Like most species in the order Polydesmida, this species features 20 segments in adults, counting the collum as the first and the telson as the last. Accordingly, as in most polydesmid species, adult females feature 31 pairs of legs, whereas adult males feature only 30 leg pairs, excluding leg pair 8, which become a pair of gonopods in adult males. As in most species of Apheloria, the distal part of each gonopod (acropodite) in this species is uniformly narrow and curved into a circular shape, and the more proximal part (prefemur) features a projection shaped like a scythe.
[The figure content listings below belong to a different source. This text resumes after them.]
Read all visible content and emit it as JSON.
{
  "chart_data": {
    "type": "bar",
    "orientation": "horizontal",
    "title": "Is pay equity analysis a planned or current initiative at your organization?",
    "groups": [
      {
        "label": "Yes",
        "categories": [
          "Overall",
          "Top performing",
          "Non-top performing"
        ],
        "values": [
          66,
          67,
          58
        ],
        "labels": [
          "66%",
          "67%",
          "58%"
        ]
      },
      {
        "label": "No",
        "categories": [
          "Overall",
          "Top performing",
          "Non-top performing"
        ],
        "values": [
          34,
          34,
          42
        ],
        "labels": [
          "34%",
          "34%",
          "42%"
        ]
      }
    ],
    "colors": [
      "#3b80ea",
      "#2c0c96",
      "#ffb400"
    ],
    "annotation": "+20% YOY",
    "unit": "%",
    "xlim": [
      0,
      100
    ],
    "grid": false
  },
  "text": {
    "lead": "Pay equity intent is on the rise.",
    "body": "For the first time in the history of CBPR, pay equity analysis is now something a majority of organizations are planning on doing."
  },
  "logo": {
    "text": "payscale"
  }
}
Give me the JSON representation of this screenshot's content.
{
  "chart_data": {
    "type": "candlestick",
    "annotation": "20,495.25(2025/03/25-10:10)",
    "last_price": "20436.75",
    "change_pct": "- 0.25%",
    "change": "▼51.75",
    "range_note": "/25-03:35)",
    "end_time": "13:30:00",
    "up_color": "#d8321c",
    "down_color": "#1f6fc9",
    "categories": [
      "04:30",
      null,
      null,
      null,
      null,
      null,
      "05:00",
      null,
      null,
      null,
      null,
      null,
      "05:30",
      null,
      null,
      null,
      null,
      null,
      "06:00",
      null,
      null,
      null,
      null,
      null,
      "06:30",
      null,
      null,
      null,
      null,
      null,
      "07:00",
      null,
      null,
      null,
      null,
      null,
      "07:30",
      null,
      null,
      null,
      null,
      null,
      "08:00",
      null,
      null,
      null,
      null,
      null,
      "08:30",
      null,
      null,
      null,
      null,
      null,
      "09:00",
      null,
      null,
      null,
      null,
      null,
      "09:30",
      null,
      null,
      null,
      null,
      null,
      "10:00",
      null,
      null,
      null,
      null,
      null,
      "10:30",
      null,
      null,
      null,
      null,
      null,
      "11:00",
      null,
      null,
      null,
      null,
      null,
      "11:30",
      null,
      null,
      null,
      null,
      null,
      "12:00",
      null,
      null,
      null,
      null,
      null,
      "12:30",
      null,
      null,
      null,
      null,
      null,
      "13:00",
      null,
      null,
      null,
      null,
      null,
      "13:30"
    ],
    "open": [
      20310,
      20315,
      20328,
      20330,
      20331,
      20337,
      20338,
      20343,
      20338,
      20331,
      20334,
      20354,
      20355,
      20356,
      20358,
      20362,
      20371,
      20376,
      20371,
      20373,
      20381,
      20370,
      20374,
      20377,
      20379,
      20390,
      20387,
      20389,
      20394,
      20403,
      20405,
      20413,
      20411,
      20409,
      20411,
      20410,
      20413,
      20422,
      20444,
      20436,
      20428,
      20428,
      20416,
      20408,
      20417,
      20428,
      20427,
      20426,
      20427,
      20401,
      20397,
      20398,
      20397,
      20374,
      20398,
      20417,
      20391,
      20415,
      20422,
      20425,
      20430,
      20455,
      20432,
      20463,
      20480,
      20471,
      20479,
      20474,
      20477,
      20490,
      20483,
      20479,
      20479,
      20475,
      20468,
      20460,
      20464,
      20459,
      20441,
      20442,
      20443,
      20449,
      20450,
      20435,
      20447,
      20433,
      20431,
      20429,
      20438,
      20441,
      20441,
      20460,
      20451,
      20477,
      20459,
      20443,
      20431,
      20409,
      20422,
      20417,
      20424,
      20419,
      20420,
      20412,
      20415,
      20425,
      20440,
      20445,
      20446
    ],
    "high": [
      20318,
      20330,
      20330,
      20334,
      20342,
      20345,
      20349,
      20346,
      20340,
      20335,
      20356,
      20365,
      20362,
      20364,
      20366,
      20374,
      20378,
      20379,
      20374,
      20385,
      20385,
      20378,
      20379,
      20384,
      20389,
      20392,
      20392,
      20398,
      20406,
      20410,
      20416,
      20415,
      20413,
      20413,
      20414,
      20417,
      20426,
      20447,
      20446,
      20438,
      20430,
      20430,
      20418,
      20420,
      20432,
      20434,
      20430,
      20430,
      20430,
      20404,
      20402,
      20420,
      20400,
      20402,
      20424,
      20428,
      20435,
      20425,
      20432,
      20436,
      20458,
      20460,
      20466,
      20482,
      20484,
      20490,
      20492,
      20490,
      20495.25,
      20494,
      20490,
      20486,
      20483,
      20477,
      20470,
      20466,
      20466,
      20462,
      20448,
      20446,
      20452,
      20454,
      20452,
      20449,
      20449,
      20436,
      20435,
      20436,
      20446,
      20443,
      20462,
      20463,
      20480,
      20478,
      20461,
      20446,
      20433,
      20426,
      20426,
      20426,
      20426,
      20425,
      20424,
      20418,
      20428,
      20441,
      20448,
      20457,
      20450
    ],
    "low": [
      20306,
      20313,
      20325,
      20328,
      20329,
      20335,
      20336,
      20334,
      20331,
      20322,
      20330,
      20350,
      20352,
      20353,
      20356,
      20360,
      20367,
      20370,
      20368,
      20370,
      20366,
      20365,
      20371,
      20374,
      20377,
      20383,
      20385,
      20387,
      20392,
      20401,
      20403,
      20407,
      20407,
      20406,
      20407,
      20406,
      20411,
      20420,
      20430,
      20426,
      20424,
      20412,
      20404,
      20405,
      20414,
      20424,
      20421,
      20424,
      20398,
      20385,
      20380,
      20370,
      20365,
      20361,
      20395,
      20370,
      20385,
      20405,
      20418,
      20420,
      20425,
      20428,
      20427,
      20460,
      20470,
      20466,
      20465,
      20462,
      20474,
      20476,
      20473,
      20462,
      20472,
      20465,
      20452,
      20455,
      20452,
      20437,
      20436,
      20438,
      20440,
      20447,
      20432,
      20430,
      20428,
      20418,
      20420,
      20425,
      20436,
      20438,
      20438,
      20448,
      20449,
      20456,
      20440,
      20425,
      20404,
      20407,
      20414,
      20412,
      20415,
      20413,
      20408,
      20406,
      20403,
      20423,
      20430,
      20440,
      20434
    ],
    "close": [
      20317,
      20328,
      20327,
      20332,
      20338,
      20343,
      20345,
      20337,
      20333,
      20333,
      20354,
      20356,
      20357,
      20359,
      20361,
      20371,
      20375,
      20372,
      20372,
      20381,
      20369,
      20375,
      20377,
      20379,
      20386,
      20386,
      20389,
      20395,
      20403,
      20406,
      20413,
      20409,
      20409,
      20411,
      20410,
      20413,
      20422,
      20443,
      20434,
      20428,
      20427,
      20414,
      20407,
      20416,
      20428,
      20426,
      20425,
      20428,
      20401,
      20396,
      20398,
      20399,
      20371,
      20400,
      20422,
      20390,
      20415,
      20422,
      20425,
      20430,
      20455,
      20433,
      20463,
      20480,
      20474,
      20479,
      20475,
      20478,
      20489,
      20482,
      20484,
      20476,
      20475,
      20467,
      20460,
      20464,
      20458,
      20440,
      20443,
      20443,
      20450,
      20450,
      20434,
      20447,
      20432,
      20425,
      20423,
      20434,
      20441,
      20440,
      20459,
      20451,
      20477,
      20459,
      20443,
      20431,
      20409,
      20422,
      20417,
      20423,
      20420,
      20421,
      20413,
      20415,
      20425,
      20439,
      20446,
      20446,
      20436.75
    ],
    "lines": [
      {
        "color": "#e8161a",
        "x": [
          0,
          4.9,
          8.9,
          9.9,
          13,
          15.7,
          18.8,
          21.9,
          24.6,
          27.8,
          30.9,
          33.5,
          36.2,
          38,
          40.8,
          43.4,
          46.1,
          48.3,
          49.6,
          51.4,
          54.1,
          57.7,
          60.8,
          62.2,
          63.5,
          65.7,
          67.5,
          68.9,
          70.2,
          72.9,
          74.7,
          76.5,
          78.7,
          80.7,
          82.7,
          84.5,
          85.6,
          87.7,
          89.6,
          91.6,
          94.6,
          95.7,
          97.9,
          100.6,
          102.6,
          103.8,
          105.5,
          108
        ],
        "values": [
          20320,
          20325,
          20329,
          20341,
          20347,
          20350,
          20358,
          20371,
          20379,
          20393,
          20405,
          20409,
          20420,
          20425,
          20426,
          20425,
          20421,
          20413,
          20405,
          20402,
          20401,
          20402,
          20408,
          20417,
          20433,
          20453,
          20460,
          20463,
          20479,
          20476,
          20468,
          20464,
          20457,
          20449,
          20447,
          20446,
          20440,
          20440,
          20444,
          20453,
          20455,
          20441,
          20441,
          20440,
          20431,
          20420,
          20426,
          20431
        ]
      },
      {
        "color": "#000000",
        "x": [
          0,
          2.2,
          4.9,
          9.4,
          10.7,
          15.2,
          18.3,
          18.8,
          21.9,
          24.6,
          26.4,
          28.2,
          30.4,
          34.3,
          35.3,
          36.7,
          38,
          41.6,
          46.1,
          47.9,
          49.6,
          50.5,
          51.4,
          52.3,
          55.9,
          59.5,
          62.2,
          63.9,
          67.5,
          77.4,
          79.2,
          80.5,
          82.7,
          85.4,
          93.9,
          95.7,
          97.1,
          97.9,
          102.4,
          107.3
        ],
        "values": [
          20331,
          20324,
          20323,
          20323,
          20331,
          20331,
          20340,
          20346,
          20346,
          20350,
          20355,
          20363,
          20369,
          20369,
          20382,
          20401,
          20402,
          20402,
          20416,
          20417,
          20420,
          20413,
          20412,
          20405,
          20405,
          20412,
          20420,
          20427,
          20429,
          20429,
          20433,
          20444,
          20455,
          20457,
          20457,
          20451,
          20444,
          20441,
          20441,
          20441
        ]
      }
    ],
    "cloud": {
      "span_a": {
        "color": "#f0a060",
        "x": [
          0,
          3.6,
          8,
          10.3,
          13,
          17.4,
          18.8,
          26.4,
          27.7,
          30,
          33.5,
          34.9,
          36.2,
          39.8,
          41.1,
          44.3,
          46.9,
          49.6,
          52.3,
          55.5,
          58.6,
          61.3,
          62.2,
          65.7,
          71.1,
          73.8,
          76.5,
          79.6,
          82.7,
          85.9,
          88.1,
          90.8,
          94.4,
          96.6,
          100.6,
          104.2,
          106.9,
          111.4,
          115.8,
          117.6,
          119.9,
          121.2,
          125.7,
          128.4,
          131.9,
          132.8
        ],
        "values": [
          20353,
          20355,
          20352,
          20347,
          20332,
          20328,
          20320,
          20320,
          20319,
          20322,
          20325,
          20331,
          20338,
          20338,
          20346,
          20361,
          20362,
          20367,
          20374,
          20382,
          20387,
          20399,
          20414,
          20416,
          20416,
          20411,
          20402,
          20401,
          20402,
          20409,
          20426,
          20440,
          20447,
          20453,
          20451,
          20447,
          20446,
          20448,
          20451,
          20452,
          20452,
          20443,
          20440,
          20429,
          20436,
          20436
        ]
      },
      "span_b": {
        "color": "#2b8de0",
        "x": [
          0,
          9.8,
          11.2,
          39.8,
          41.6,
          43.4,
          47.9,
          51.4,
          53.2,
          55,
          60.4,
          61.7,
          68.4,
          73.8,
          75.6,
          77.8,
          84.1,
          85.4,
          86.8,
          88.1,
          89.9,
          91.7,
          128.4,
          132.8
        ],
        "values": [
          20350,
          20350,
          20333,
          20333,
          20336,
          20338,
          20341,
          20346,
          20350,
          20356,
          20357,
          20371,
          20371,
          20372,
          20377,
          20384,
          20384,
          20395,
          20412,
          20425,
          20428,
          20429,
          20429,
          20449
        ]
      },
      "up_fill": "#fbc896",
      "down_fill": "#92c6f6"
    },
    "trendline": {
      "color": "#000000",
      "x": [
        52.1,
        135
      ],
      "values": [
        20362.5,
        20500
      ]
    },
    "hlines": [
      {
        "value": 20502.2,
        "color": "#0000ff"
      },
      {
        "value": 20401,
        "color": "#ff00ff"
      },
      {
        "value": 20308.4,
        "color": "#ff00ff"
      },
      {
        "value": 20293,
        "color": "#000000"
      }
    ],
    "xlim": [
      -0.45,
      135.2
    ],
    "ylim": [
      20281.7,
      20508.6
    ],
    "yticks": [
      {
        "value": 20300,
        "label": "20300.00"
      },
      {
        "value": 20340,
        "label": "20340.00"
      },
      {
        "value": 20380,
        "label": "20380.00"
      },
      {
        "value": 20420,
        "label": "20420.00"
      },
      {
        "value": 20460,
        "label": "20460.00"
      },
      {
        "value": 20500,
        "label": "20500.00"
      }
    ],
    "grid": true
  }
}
This species can be distinguished from other species of Apheloria, however, based on features of the gonopods. For example, the species A. virginiensis could be confused in the field with the species A. corrugata where the ranges of these two species overlap in southern Virginia. The acropodite, however, is smoothly circular in A. corrugata but features a distinct bend like an elbow in A. virginiensis. This elbow also distinguishes A. virginiensis from its close relatives A. montana and A. polychroma, which each feature acropodites that are smoothly circular. Furthermore, the junction of the acropodite and the prefemur features a distinct tubercle in A. virginiensis but features an acute angle instead in A. polychroma.

== Ecology ==
The species A. virginiensis is usually found in mesic habitats such as deciduous forests. This millipede can also be found in mixed forests or in sandy soil. This species has been found living among pine, birch, beech, maple, oak, sweet gum, walnut, magnolia, hickory, rhododendron, tulip poplar, and cherry trees. This millipede is typically found under decaying leaves or logs, often next to streams and sandy woods, but sometimes can also be observed walking on leaf litter or trails after dark. Adults of this species spend much of their time feeding on leaf litter and rotting wood from conifers as well as deciduous trees, whereas juveniles feed on humus. These millipedes digest dead leaves and excrete fecal pellets, thereby contributing to the transformation of leaf litter into humus.

== Reproduction and life cycle ==
Females of this species lay their eggs in a protected location with moisture and a ready food supply for newly hatched young, often under a log. After three or more weeks of incubation, the young hatch as pale juveniles with fewer segments and legs than adults. As juveniles grow and molt repeatedly, they become darker with brighter spots, adding segments and legs with each molt until emerging as a mature adult. The life span for this species is two or three years.